# Data Wrangling with Spark SQL Quiz

This quiz uses the same dataset and most of the same questions from the earlier "Quiz - Data Wrangling with Data Frames Jupyter Notebook." For this quiz, however, use Spark SQL instead of Spark Data Frames.

In [1]:
from pyspark.sql import SparkSession

# TODOS: 
# 1) import any other libraries you might need
# 2) instantiate a Spark session 
# 3) read in the data set located at the path "data/sparkify_log_small.json"
# 4) create a view to use with your SQL queries
# 5) write code to answer the quiz questions 

spark = SparkSession \
    .builder \
    .appName("Spark SQL Quiz") \
    .getOrCreate()

user_log = spark.read.json("file:/home/workspace/data/sparkify_log_small.json")

In [2]:
user_log.printSchema()

root
 |-- artist: string (nullable = true)
 |-- auth: string (nullable = true)
 |-- firstName: string (nullable = true)
 |-- gender: string (nullable = true)
 |-- itemInSession: long (nullable = true)
 |-- lastName: string (nullable = true)
 |-- length: double (nullable = true)
 |-- level: string (nullable = true)
 |-- location: string (nullable = true)
 |-- method: string (nullable = true)
 |-- page: string (nullable = true)
 |-- registration: long (nullable = true)
 |-- sessionId: long (nullable = true)
 |-- song: string (nullable = true)
 |-- status: long (nullable = true)
 |-- ts: long (nullable = true)
 |-- userAgent: string (nullable = true)
 |-- userId: string (nullable = true)



- Since I am gonna be using Spark SQL, it is necessary to create a temp view `log_table`

In [3]:
user_log.createOrReplaceTempView("log_table")

# Question 1

Which page did user id ""(empty string) NOT visit?

In [4]:
spark.sql('''
SELECT DISTINCT 
    page
FROM log_table
EXCEPT
SELECT DISTINCT
    page
FROM log_table
WHERE UserId = ''
''').show()

+----------------+
|            page|
+----------------+
|Submit Downgrade|
|       Downgrade|
|          Logout|
|   Save Settings|
|        Settings|
|        NextSong|
|         Upgrade|
|           Error|
|  Submit Upgrade|
+----------------+



# Question 2 - Reflect

Why might you prefer to use SQL over data frames? Why might you prefer data frames over SQL?

# Question 3

How many female users do we have in the data set?

In [5]:
spark.sql('''
SELECT 
    COUNT(DISTINCT userId) AS Number_of_female_users
FROM log_table
WHERE gender = 'F'
''').show()

+----------------------+
|Number_of_female_users|
+----------------------+
|                   462|
+----------------------+



# Question 4

How many songs were played from the most played artist?

In [6]:
spark.sql('''
SELECT artist, COUNT(song) AS Number_of_songs
FROM log_table
GROUP BY artist
ORDER BY COUNT(song) DESC
''').show(1)

+--------+---------------+
|  artist|Number_of_songs|
+--------+---------------+
|Coldplay|             83|
+--------+---------------+
only showing top 1 row



# Question 5 (challenge)

How many songs do users listen to on average between visiting our home page? Please round your answer to the closest integer.

In [19]:
# Create is_home variable 1 for home and 0 for NextSong
is_home = spark.sql('''
                    SELECT 
                        userId, page, ts,
                        CASE 
                            WHEN page = 'Home' THEN 1
                            ELSE 0
                        END AS is_home
                    FROM log_table
                    WHERE (page = 'Home') or (page = 'NextSong')
''')

# Lets put the variable in a view to be accessed later
is_home.createOrReplaceTempView("is_home_table")

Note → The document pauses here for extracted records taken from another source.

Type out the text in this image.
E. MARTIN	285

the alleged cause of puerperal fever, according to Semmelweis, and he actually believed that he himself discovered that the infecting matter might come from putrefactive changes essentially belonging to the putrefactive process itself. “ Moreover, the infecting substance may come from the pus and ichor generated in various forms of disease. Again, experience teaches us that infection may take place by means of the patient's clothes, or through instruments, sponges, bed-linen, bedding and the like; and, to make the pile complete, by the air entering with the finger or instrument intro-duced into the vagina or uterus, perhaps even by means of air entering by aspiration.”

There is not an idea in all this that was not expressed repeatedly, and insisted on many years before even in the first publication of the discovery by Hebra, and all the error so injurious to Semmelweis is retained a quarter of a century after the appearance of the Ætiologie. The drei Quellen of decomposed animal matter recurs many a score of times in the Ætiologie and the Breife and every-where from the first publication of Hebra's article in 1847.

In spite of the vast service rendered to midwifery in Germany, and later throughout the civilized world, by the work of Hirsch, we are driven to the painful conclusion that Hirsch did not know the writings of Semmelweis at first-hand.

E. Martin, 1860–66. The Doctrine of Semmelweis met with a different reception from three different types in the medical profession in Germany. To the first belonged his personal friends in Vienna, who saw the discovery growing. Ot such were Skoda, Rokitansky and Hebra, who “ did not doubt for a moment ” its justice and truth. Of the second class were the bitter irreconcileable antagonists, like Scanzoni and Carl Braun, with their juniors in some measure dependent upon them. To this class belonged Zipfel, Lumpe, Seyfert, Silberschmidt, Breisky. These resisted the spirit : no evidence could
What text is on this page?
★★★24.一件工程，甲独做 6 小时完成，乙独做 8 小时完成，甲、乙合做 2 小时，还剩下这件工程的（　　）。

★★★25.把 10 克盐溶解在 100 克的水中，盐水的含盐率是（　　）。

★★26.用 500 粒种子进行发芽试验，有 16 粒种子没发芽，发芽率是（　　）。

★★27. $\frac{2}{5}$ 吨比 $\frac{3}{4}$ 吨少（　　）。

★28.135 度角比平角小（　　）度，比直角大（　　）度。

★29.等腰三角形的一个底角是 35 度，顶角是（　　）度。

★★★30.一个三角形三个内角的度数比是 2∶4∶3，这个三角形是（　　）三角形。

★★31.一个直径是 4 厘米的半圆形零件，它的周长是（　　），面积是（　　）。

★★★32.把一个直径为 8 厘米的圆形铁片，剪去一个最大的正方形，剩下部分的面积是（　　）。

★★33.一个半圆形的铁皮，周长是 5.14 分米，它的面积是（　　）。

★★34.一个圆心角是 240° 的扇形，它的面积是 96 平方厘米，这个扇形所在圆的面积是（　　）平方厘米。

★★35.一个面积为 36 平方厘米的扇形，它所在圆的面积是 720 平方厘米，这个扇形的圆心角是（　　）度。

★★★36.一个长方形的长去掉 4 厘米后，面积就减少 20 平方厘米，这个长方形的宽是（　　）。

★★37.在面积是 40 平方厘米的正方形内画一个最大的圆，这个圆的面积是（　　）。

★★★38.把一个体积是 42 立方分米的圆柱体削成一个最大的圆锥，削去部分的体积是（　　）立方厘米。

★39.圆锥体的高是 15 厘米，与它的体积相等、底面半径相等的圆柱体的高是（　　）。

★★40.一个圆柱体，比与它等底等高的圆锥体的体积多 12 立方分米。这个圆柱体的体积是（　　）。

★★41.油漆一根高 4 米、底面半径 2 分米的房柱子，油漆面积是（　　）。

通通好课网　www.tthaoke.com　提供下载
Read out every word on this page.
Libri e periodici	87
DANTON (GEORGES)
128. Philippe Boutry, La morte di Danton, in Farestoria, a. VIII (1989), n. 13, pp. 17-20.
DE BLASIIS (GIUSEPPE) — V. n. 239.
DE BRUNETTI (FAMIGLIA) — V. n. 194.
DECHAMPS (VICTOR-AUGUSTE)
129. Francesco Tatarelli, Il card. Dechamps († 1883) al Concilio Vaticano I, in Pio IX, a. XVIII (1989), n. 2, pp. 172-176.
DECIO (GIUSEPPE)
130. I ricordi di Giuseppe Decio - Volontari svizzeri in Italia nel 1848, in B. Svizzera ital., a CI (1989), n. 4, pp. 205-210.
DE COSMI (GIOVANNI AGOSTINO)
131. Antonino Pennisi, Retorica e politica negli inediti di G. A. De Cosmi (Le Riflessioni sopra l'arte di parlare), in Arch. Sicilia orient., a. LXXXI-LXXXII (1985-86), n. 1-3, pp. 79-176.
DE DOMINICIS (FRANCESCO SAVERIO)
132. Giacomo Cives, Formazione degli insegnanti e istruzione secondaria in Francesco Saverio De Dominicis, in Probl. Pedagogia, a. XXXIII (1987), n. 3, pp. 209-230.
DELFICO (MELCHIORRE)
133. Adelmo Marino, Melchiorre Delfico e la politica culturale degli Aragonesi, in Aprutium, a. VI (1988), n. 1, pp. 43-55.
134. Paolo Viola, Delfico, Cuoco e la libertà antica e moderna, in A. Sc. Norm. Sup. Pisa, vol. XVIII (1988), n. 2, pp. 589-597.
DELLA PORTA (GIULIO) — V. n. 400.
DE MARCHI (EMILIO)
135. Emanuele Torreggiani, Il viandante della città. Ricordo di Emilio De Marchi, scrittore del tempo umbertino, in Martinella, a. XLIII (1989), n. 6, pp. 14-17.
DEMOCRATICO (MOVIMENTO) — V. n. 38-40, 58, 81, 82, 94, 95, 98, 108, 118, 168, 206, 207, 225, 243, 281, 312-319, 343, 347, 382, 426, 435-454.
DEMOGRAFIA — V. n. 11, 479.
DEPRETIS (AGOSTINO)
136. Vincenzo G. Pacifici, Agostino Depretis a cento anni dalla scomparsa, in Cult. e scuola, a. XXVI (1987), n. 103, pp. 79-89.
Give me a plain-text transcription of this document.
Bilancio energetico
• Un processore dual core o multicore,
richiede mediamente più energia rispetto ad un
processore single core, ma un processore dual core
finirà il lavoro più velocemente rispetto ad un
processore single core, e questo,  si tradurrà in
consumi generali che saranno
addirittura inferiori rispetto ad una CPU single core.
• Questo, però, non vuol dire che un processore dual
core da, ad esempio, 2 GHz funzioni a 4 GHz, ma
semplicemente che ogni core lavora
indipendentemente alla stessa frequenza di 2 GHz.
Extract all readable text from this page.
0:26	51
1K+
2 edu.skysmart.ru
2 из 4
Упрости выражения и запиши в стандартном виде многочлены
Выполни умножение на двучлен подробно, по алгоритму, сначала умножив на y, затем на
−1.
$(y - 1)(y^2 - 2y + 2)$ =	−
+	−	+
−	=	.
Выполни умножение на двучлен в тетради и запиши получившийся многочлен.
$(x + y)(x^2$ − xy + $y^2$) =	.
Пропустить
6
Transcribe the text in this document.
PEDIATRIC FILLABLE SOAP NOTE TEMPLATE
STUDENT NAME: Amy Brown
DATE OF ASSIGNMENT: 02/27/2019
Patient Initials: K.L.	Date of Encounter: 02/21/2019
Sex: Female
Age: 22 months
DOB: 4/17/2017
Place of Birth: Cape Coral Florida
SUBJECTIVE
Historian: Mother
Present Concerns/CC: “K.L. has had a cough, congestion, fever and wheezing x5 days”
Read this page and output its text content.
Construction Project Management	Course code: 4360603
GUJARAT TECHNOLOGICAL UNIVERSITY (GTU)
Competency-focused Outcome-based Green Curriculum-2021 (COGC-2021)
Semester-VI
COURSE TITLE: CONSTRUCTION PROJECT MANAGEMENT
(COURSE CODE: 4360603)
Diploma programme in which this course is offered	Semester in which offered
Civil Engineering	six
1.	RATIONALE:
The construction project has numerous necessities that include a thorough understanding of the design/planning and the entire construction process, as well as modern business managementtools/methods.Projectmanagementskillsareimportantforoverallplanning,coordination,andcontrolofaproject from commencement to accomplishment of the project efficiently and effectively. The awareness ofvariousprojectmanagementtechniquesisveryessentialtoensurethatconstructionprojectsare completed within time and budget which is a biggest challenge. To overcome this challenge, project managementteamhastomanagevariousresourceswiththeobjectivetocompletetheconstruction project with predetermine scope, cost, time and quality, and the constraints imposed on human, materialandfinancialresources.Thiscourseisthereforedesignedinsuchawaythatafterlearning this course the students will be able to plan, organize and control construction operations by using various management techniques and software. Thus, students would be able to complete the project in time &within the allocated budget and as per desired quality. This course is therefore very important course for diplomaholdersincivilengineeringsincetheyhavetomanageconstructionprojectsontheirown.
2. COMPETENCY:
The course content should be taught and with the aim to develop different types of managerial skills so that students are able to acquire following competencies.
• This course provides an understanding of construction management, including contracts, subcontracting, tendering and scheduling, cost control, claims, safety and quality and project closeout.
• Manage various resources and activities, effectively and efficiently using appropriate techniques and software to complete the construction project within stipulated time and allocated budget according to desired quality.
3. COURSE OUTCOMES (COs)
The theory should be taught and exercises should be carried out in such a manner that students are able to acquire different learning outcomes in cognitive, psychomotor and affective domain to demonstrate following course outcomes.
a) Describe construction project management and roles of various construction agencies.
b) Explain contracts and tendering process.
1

cummulative_song = spark.sql('''
                            SELECT 
                                *, SUM(is_home) OVER(PARTITION BY userId
                                                        ORDER BY ts DESC
                                                        ROWS BETWEEN UNBOUNDED PRECEDING AND CURRENT ROW) AS period
                            FROM is_home_table
''')

# Lets put cummulative_song in a view
cummulative_song.createOrReplaceTempView('period_table')

spark.sql('''
    WITH CTE_count AS
    (
        SELECT COUNT(*) AS count_result
        FROM period_table
        WHERE page = 'NextSong'
        GROUP BY userId, period
    )
    SELECT ROUND(AVG(count_result), 2) AS average_visits_by_user
    FROM CTE_count
''').show()

+----------------------+
|average_visits_by_user|
+----------------------+
|                   6.9|
+----------------------+